JOE McDONALD, AP Business Writer
BEIJING (AP) — Drug maker GlaxoSmithKline was fined $492 million on Friday for bribing doctors in China in the biggest such penalty ever imposed by a Chinese court.
The court sentenced the company’s former China manager, Briton Mark Reilly, and four Chinese co-defendants to prison but postponed the sentences for two to four years, suggesting they may never be served. The court said it granted leniency because the defendants confessed.
The case, first publicized in mid-2013, highlighted the widespread use of payments to doctors and hospitals by sellers of drugs and medical equipment in a poorly funded health system that Chinese leaders have promised to improve. The fine is the largest such penalty ever imposed by a Chinese court.
In a statement, Glaxo said it would pay the fine and had made changes in its business to remedy flaws cited by Chinese authorities.
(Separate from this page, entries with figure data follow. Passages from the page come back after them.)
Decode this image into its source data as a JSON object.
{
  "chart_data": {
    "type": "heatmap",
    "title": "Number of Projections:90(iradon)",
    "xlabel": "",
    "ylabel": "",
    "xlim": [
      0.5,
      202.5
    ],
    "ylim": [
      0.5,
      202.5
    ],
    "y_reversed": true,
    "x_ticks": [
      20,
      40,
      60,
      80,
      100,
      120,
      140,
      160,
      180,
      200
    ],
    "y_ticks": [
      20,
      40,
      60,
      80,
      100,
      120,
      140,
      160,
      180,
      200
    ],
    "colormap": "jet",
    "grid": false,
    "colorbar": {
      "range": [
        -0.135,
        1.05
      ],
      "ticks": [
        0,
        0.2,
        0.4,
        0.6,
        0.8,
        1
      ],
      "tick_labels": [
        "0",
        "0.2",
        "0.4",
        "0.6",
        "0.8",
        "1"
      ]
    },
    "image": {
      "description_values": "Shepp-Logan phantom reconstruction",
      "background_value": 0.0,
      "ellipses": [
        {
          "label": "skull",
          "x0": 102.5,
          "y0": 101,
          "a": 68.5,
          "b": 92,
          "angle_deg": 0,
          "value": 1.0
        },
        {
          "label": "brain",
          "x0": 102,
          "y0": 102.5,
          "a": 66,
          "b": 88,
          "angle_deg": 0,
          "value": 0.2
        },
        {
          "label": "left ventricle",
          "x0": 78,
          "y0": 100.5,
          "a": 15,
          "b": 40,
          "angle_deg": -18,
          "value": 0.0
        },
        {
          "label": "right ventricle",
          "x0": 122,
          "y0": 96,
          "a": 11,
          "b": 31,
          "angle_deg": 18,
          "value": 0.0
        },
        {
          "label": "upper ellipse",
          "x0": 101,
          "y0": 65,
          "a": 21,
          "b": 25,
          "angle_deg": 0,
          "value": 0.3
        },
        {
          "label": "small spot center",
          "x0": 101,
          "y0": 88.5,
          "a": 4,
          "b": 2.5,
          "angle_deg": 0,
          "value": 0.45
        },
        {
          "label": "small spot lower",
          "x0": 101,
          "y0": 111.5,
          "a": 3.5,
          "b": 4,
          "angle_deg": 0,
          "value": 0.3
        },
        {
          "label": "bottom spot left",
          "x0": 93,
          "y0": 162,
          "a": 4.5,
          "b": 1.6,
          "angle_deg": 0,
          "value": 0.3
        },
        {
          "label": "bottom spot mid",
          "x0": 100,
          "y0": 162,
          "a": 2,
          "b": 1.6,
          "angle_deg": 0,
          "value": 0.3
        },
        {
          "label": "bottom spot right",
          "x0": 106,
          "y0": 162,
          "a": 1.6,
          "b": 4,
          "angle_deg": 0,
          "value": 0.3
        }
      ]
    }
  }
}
It said it would change the incentive system for employees and reduce its engagement with health professionals.
“Reaching a conclusion in the investigation of our Chinese business is important, but this has been a deeply disappointing matter for GSK. We have and will continue to learn from this,” said CEO Sir Andrew Witty in the statement.
Reilly was sentenced by the court in the central city of Changsha to three years prison with a four-year reprieve and was ordered deported, which meant he might leave China immediately. His co-defendants received prison terms of two to four years, with reprieves of two to four years.
In other cases, convicts have been spared prison if they are deemed to have reformed during their reprieve.
The police ministry said in May that Reilly was accused of operating a “massive bribery network.” It said Reilly ordered salespeople beginning in January 2009 to pay doctors, hospital officials and health institutions to use GSK’s products.
Authorities said that resulted in several billion yuan (hundreds of millions of dollars) in “illegal revenue.”
Glaxo had said earlier the employees acted without its knowledge and violated its policy.
Such informal payments pervade China’s dysfunctional health system. Low salaries and skimpy budgets drive doctors, nurses and administrators to make ends meet by accepting money from patients, drug suppliers and others. The Glaxo case brought the flow of illicit money to international attention, but within China the practice is common knowledge.
Many blame a system in which China’s hospitals nearly all are state-run but get too little money from Beijing. Most of the country’s 2.3 million doctors are hospital employees and are barred from adding to their income by taking on second jobs.
Doctors and other employees accept money to move patients up waiting lists for surgery or to use more expensive drugs. Bribes can distort treatment by encouraging overuse of expensive drugs or procedures.
The ruling Communist Party has promised higher health spending as part of efforts to spread more of China’s prosperity to its poor majority. But with a population of 1.3 billion, the cost of a full-scale overhaul will be daunting.
GSK had announced in June 2013 that it conducted a four-month investigation of allegations its sales staff in China were bribing doctors and found no wrongdoing. The company said it acted on an anonymous complaint.
Just three weeks later in July 2013, police announced accusations that top GSK managers in China had carried out a lengthy and widespread campaign of bribery.
Almost immediately, the case took a bizarre turn when two private investigators who worked for Glaxo, a Briton and an American, were detained on charges of illegally trafficking in personal details about Chinese citizens. Authorities gave no indication the cases were connected.
GSK said the investigators were hired to look into a security breach, not bribery. British news reports cited a note from the Briton, Peter Humphrey, to friends that said he found during his investigation that the bribery accusations were true.
Humphrey and his partner and wife, Yingzeng Yu, were sentenced last month to 2 ½ and two years in prison, respectively.
GSK announced in December 2013 that it would stop offering financial support to doctors and other health care professionals to promote its products.
The police investigation found that GSK employees funneled as much as 3 billion yuan ($490 million) through travel agencies and consulting firms, which kicked back some of that money for use as bribes. Police have not made clear how much was paid out in bribes.
Investigators said the scheme appeared to be aimed at evading GSK’s internal controls meant to prevent bribery.
A second foreign drugmaker, AstraZeneca, said in July 2013 that police in Shanghai were investigating one of its salespeople.
In a separate case, China’s biggest drug distributor, Sinopharm Group Ltd., said in January that two former executives were the target of a corruption investigation.